Friday, August 18, 2017

Courage, the Anti Anxiety

"I have anxiety." It's a common phrase you hear today. People are fairly open about it, even talking openly about their medication and whatnot. Leftists display psychological conditions (typically undiagnosed) on their social media profiles as if they are badges of honor, which always include some form of anxiety, PTSD, or similar.

Saying you have anxiety is something like saying you have feet. Anxiety is a normal functioning of the brain to protect us from situations we aren't prepared to handle. When I was a child I told my mother that I wished I didn't feel pain. She replied that there are people in the world who actually don't feel pain, and their lives are not so easy. For one, they must constantly monitor themselves for injuries that could lead to life-threatening infections. It became clear that pain served a vital function after all. As a parent now, I've watched as pain provided a feedback for my daughter to learn to walk and function in the world safely.

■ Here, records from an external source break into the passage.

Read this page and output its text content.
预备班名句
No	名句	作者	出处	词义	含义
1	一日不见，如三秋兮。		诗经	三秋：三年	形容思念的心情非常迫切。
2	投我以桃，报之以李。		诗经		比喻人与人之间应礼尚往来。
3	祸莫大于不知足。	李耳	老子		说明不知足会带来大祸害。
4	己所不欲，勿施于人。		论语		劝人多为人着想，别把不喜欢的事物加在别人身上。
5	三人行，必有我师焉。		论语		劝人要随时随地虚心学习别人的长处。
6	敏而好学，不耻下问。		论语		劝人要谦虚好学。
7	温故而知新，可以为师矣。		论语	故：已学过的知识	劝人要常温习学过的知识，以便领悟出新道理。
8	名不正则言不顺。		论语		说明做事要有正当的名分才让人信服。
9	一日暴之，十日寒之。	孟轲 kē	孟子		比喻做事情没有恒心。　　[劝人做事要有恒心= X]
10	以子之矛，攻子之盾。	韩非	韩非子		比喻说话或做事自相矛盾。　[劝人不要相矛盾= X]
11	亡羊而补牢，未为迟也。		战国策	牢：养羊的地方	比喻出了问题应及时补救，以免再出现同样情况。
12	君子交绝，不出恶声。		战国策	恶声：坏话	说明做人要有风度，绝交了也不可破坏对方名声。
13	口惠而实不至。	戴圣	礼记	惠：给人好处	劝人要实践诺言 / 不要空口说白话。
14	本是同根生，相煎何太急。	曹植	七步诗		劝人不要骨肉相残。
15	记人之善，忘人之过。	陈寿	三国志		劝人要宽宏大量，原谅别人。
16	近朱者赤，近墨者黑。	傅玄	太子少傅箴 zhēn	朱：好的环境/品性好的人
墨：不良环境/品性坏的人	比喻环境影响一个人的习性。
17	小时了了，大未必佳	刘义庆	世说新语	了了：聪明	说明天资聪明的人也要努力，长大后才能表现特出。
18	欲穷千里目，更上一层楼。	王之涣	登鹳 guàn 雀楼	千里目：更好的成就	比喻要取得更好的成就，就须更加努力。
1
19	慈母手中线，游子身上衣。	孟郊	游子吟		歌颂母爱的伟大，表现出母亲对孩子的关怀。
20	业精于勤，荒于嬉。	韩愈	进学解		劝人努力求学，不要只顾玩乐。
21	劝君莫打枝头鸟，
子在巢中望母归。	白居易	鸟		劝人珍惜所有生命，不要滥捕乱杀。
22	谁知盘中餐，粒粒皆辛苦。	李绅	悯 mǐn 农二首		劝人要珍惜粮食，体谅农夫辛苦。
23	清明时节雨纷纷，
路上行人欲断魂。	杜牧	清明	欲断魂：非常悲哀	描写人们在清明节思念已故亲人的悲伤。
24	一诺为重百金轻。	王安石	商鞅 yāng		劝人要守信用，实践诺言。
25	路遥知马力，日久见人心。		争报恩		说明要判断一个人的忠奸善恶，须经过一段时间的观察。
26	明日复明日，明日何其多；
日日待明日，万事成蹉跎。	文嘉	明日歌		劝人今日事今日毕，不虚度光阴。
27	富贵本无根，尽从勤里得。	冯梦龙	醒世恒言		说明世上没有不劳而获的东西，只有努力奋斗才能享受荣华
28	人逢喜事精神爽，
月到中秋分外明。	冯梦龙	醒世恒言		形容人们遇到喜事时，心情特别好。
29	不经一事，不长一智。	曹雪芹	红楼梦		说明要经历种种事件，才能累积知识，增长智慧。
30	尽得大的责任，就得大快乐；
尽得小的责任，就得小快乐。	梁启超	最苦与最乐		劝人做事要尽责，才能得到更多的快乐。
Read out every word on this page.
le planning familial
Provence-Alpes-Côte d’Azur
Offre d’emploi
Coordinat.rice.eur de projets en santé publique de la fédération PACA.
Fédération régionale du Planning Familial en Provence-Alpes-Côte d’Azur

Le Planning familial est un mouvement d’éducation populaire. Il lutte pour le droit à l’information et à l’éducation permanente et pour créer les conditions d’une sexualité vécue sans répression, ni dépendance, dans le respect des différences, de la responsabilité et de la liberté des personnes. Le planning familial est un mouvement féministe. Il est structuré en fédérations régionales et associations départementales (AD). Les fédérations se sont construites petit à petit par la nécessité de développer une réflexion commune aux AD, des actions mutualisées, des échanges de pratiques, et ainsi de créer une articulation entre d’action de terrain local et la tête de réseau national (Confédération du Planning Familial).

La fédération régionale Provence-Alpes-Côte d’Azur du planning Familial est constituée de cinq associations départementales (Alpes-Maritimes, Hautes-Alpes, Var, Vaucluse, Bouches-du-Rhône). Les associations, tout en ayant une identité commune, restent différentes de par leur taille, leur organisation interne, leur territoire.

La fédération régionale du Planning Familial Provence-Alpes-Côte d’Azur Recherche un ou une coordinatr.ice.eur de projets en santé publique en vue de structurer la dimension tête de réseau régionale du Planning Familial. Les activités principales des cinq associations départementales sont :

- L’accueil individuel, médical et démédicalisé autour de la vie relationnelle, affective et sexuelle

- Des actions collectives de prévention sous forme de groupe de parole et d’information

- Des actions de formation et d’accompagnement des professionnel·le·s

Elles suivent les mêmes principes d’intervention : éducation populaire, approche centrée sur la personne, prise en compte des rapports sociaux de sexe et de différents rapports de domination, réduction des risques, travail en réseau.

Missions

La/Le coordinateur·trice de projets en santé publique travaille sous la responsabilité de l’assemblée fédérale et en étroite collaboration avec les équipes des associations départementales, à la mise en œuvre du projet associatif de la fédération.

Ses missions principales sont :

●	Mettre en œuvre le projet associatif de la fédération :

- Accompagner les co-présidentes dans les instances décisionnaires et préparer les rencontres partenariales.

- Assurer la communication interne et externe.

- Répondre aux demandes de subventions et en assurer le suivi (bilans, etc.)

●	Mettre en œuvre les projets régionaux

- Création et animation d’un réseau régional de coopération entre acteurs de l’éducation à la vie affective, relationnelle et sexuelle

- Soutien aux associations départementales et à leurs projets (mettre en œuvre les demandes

Anxiety seems to work in a similar fashion. It keeps us from situations that could cause us harm. We understand what it means when people say they have anxiety: they have too much anxiety; they feel anxiety when they really shouldn't. It's rightfully an undesirable psychological condition. It exists on a spectrum, but too many treat it like a binary condition. To them, anxiety is a disease, like cancer or hemophilia, and you have it or you don't. And I suspect many use it as a handicap, as an excuse for lack of achievement, success, or whatever. It's yet another form of oppression.

Most people are over-anxious these days, for lots of valid reasons. We all wish were less so, a little more calm, a little more cool and collected. I would advise that the last thing people should internalize is I have anxiety. To do so is to work from a position of defeat. A better mindset is I need to develop more courage. Work towards a positive goal, rather than thinking yourself fundamentally flawed. Courage is the ability to overcome anxious self-doubt and act in accordance with one's values and intellect, rather than to react to one's uncontrollable emotions. Courage enables us to exercise our full capacities as human beings. Giving in to fear despite our better judgment reverts us to a more animal-like mode of existence.

The core thing to know about anxiety is that you can't reason your way out of it. (Anyone who experiences public speaking anxiety, as I do, understands this.) The amygdala is the brain structure that triggers anxiety. It exists in a deeper, older portion of the primal human brain, and it doesn't care much what the cerebral cortex tells it. The amygdala is just a pattern-matching function. It scans the environment and, if it finds great uncertainty or matches it to previous situations where harm occurred, it triggers the anxiety state. You can't tell it what to do. You can only update its historical data records. It's no different than training a dog. You can't tell the dog what to do, only train it through an ample amount of positive and negative reinforcement in a regimen of gradually increasing difficulty. We take the same approach to learning to play basketball or guitar. We know in our head what good music sounds like, or what a basketball player should be doing, but we can't talk ourselves into a great shooting technique. We must train ourselves through repetition.

Anxiety is just psychological pain, and it drives people to avoidance behavior (to the point of safe spaces being implemented in many of our educational and corporate institutions). The same can be said of exercise. Lifting weights is difficult and painful. Squats are tortuous, in my opinion. Successful athletes learn to appreciate the burn, because they know that's where the improvement occurs, and they seek it out consistently. They also learn not to push too hard, otherwise they will overly exhaust or injure themselves.

The amygdala is entirely analogous. Anxiety is the burn. The brain hack is to learn to appreciate the burn because it is making you stronger. If instead of avoiding anxiety you seek it out, you'll find that it will take increasingly stressful situations to feel the same anxiety. Speaking to an audience of two used to make you anxious; now it takes five. And then ten. And so on.

There is no way to cure anxiety but to enter the stressful situation and demonstrate to your amygdala that everything is fine, and to do that routinely. The only way to do so is to muster up some good old fashioned courage. Not once, but routinely. Make courage a lifestyle decision and in six months you'll be amazed at how much more enjoyable life is.